Появление Брета Гарта в сопровождении нескольких спутников артистического вида прервало нашу милую беседу.
— Надеюсь, вам понравятся зверюшки, мистер Скайлер, — то были последние слова любимого автора и исполнителя этого зверинца.
Прелестный парадокс: хотя сам Твен — один из этих зверей (иначе они бы его не обожествляли, так как ничто истинно чуждое не может быть популярным), он вполне справедливо их ненавидит, а значит, ненавидит самого себя. Если бы у него хватило характера быть непопулярным, он мог бы стать более великим, чем Свифт, новым Вольтером, Рабле. (Может, я перебарщиваю, но Твен меня восхищает.) Как бы там ни было и кем бы он ни стал, сейчас это раненый Калибан, чудище, которое угораздило увидеть собственное отражение в собирательном зеркале — в миллионах своих обожателей-соплеменников. Искусно строя из себя глупца, Твен стал любимым и богатым; он, однако, возненавидел себя, но ему не хватает мужества разбить зеркало или изменить нарочито заурядное выражение лица, которое это зеркало точно отражает.

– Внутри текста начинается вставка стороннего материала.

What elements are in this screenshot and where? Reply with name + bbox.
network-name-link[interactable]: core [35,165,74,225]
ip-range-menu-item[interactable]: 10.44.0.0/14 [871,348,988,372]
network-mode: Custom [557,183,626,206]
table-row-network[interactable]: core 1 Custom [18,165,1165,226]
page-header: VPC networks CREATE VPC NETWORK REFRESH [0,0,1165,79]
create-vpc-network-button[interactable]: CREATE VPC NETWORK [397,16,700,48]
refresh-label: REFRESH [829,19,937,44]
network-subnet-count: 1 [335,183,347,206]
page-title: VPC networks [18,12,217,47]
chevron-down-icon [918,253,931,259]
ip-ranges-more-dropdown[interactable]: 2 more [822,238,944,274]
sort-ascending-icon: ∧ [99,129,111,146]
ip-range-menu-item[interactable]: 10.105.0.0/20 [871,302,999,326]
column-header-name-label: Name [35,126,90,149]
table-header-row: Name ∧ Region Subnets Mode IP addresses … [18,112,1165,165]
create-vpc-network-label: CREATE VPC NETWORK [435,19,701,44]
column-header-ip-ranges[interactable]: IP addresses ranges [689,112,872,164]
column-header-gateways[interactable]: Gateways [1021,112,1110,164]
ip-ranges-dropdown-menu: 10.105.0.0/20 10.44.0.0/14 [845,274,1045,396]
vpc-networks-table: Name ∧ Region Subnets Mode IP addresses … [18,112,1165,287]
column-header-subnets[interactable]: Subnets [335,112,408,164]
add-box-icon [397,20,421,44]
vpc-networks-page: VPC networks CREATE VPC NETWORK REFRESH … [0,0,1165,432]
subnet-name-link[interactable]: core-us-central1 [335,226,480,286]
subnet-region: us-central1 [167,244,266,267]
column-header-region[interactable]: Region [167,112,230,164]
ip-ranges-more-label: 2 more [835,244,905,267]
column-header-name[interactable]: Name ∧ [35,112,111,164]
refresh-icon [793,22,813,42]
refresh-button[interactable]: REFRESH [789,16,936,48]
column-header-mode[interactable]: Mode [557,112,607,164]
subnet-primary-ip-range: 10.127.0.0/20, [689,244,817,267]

Хватит! Довольно о Марке Твене. Мне доставляет удовольствие испытывать к нему жалость.
3
Я превратился в пишущую машину. Джейми накрепко соединил меня с этим шумным и отвратительным механизмом; правда, сам я всего лишь пытаюсь перекричать моими звучными фразами ее стрекот, а управляющий машиной молодой человек воспроизводит мои слова нажатием клавиш.
Вообще-то это восхитительно — видеть, как ваши слова мгновенно превращаются в печатные строки. Но когда смотришь внимательно на страницу текста, тебя охватывает обычный кошмар, общий для всех авторов, каких я когда-либо знал: думаю, они были со мной откровенны. Новая книга поступает из типографии. Автор трясущимися руками открывает ее. Тут же разваливается переплет. Листы выпадают. И что самое страшное, слова напечатаны с ошибками, а строчки стоят не в том порядке. Хаос.